Last week’s warm Friday provided the perfect chance for a visit. We arrived around noon and spent time surveying our National Park passport options. Our first book is weathered and needs to retire. We thought new books for this road trip was in order. The boys settled on the blue passports (they have different kids versions or larger more elaborate versions) because they have ample stamping room and are pocket-sized. Each fella got his own book to stamp as he wishes at all the National Parks (and probably State Parks) we’ll encounter. The store employee was incredibly helpful and instrumental in helping us decide.

We then met up with some school friends for a hike to the grave site and around the grounds. It was a quick walk to the site and with clear signage we located his stone placement easily. We headed just a bit further to Sunset Point and looped down and around to the natural entrance. Little fella kept breaking off icicles in large sections. Dear Husband and my older son walked ahead at Mack’s (our dog) pace.

After the hike, we meandered into the museum.
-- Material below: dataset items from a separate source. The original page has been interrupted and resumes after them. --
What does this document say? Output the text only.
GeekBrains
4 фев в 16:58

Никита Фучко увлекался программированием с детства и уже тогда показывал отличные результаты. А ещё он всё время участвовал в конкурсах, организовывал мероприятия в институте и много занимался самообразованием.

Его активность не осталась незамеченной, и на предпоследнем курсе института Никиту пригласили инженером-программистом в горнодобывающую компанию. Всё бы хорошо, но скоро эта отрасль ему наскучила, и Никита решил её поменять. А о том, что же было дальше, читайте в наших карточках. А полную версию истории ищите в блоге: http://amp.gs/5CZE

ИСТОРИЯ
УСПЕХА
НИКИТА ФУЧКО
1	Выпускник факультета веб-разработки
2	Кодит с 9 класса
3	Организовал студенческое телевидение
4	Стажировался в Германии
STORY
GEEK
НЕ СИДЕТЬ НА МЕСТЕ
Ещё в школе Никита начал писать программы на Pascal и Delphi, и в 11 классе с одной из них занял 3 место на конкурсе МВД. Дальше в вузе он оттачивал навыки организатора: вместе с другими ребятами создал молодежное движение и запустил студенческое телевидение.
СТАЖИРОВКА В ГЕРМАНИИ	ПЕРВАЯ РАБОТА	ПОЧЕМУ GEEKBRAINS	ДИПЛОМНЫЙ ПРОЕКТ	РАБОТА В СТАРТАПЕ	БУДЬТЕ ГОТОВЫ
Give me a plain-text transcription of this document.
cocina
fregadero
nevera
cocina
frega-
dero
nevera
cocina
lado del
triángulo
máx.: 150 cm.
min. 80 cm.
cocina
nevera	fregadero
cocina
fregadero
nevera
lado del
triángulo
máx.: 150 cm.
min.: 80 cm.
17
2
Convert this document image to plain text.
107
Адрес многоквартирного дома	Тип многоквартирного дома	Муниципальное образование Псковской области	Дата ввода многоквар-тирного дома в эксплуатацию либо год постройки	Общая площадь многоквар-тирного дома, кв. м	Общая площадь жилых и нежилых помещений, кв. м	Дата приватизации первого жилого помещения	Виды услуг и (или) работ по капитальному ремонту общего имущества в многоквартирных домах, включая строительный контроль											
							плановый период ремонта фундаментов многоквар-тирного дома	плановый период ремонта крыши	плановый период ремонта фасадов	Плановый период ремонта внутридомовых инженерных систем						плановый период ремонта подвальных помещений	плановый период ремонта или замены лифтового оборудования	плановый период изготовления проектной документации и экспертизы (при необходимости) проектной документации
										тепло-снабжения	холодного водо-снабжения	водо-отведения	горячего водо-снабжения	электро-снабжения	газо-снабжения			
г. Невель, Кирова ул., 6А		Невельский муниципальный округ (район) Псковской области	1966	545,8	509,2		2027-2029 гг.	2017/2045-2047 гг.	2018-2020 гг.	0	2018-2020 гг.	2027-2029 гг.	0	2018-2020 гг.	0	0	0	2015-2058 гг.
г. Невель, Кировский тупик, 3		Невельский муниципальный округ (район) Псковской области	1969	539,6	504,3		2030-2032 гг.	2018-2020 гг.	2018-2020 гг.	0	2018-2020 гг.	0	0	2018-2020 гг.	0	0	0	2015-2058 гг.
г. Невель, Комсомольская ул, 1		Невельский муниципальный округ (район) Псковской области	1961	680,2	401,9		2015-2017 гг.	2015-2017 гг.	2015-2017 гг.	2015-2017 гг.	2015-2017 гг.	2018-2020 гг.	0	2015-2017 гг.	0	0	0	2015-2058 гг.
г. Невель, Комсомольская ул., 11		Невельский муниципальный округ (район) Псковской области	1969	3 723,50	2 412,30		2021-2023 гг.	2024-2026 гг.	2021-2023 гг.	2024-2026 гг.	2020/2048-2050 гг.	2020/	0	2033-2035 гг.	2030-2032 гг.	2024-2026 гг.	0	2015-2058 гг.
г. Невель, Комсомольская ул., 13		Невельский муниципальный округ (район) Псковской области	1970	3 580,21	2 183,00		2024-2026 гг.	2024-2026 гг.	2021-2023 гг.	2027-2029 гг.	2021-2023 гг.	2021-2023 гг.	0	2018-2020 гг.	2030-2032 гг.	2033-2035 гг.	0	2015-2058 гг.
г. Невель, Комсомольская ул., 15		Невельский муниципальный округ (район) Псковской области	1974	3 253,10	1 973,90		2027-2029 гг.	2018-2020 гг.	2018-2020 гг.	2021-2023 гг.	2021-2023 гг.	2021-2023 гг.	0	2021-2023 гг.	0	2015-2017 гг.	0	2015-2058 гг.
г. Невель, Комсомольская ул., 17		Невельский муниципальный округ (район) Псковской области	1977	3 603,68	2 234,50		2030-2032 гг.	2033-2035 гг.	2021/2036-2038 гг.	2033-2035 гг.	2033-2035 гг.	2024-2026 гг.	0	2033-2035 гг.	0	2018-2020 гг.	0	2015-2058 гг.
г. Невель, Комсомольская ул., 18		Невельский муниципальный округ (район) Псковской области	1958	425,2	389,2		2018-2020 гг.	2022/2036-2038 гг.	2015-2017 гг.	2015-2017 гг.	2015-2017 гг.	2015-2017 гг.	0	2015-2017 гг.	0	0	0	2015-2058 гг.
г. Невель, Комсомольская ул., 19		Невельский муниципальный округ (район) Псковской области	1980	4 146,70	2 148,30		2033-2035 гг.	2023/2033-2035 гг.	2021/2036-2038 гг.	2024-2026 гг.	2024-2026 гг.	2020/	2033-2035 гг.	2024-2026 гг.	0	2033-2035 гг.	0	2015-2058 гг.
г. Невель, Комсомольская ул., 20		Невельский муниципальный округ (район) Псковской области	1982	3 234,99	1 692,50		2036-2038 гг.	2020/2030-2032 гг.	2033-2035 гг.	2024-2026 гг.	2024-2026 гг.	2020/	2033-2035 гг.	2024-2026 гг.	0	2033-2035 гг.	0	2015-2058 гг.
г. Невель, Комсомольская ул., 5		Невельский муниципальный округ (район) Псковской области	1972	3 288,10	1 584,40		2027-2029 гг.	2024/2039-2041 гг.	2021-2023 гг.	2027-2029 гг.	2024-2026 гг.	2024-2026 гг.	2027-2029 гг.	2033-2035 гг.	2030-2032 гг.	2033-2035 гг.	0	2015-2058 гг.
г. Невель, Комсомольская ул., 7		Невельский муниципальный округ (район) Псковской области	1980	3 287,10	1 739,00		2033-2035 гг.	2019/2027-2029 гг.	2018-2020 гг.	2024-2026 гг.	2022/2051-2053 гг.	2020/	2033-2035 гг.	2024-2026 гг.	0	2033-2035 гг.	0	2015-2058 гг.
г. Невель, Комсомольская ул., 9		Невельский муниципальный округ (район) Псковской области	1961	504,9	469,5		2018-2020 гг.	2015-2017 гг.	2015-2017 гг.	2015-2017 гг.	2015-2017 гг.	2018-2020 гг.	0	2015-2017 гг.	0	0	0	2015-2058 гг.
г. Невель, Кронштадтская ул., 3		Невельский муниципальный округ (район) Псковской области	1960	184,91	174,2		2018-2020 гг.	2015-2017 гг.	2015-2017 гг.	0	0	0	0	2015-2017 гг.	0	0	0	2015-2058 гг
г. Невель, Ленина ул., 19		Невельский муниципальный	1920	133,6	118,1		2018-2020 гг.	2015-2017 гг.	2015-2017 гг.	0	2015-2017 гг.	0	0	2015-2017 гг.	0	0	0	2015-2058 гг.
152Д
I was thrilled to catch a short movie about Stephen Bishop and his two fellow guides Mat and Nicholas. It spoke to their adventurous spirits and contributions to Mammoth Cave. I watched it through and then found the boys and watched it with them as well. I’ve not seen this movie at the museum before and wonder if I just didn’t notice it or if it was new. Either way, we enjoyed it.

Feeling satiated, we headed back for the evening. Passports in hand, their first stamps and National Park clicked off, we were ready for another National Park the next day.